Later this week, Jazz History Online turns 4 years old! To celebrate, we’re giving the site a much needed facelift. Over the past few months, I’ve seen increasing evidence that this site is much too big for the website platform I’ve used since 2011. Next week, I plan to start moving the entire site to a new (and hopefully more user-friendly) platform. Because moving the nearly 400-page site will take a little time, there will be no new articles in August. However, the old site will stay up as usual until I make the great switch-over on September 15 (God willing!). Then, you’ll see all of the articles in a new environment–and I plan to move over all of the archived articles. This will be a lot of work. Please wish me luck–and if you’re so inclined, make a donation to the site.
OK, on to this month’s issue. My Historical Essay on the Duke Ellington/Billy Strayhorn LP “Such Sweet Thunder” took several months to research and write, and I’m quite proud of the final work. It’s a large essay (over 4000 words) and the first Historical Essay to discuss a single album, but what a record this is! The closer I examined this remarkable suite of Shakespeare-inspired pieces, the more impressed I became. I hope you’ll enjoy the essay, and join me in encouraging Sony Music to issue a definitive edition of this amazing work.
This month’s Retro Review covers Miles Davis’ 1955-1975 performances at the Newport Jazz Festival.
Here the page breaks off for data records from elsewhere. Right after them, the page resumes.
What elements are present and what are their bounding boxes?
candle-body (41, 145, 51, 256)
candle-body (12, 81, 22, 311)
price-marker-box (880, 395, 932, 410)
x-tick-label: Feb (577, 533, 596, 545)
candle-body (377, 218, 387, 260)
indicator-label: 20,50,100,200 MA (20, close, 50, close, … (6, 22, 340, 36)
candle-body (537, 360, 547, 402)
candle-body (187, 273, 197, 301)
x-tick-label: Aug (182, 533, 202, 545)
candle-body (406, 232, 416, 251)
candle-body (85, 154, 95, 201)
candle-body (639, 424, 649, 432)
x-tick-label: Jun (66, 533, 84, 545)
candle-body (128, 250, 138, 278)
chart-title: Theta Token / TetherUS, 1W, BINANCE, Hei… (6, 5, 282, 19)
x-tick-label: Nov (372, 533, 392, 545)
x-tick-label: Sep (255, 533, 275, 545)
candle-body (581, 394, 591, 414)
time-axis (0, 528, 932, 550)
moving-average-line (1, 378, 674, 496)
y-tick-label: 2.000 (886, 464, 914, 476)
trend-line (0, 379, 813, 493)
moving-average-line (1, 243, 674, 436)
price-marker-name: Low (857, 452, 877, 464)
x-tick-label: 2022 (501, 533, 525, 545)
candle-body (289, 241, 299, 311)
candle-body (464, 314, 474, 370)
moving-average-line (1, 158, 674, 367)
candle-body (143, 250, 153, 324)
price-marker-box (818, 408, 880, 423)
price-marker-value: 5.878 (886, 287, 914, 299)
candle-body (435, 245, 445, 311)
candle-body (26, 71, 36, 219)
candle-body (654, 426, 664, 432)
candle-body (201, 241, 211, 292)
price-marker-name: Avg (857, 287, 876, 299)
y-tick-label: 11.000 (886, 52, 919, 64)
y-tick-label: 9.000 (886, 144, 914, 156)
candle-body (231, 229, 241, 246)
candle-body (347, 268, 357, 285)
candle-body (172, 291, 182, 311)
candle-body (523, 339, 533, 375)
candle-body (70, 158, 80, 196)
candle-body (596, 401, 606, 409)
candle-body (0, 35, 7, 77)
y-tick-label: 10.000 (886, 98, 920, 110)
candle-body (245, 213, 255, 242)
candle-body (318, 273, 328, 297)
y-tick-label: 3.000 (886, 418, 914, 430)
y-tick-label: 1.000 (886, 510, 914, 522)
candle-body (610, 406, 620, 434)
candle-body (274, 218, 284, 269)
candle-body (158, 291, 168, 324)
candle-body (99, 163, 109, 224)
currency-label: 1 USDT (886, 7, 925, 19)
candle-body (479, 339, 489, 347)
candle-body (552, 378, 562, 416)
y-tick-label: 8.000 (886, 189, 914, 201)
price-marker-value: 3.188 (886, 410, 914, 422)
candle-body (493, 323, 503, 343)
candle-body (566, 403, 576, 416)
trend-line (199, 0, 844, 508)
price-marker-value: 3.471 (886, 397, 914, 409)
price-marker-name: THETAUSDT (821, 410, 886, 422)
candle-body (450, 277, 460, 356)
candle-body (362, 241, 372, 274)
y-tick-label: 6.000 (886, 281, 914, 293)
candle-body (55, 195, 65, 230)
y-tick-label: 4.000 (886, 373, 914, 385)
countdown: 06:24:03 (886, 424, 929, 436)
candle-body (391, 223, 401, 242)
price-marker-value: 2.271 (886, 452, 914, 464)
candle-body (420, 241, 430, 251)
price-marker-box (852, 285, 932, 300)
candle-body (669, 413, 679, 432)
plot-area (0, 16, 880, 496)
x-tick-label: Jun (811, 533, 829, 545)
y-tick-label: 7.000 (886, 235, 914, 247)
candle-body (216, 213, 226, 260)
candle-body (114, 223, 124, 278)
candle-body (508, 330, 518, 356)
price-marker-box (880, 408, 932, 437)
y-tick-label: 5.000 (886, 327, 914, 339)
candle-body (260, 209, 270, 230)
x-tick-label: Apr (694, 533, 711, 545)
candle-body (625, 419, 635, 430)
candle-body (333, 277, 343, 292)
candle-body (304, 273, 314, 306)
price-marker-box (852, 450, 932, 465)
The new 4-CD box presents the material in chronological order, but I decided to write about the concerts in reverse order. This method led me to some interesting conclusions and helped define Davis’ music as he and his sidemen transformed it over the years. Even those who dislike Davis’ experiments with rock and soul will find plenty to enjoy here. In the Book Review section, I explore the memoirs of jazz critic John F. Goodman, who is best known for his 2012 book, “Mingus Speaks”, but was known before that as the music critic for Playboy magazine. His book, “Jive Colored Glasses” contains fascinating stories about several jazz legends (including Louis Armstrong & His All-Stars, who played a concert at the Goodman home in 1950).
This month’s vocal CD reviews spotlight three wonderful vocalists with distinctive sounds and approaches. Dee Dee Bridgewater’s album with Irvin Mayfield and the New Orleans Jazz Orchestra is an instant classic, and the albums by Lainie Cooke and Joanna Pascale are strong efforts worthy of your attention. On the instrumental side, we feature two albums where three saxophonists are showcased. Notably, these albums–led by pianist David Berkman and drummer Jerry Granelli respectively–display completely different approaches to comparing these fine musicians.
Over the past few months, I’ve promised a review of the latest Swingle Singers album. I received the CD a few weeks ago, but decided that it’s content was too far removed from jazz to warrant coverage here. To be sure, it is exquisitely sung, and filled with remarkable music. But despite the presence of a few notable jazz musicians (and a sample of Billie Holiday), the music is closer to contemporary pop. If you are a Swingles fan, you will doubtlessly want to own “Deep End” and I encourage you to purchase it. My enthusiasm for the group remains undimmed, but I could not reconcile reviewing a non-jazz album here when so many worthy jazz releases vie for my attention. The album is listed in the Swingle Discography.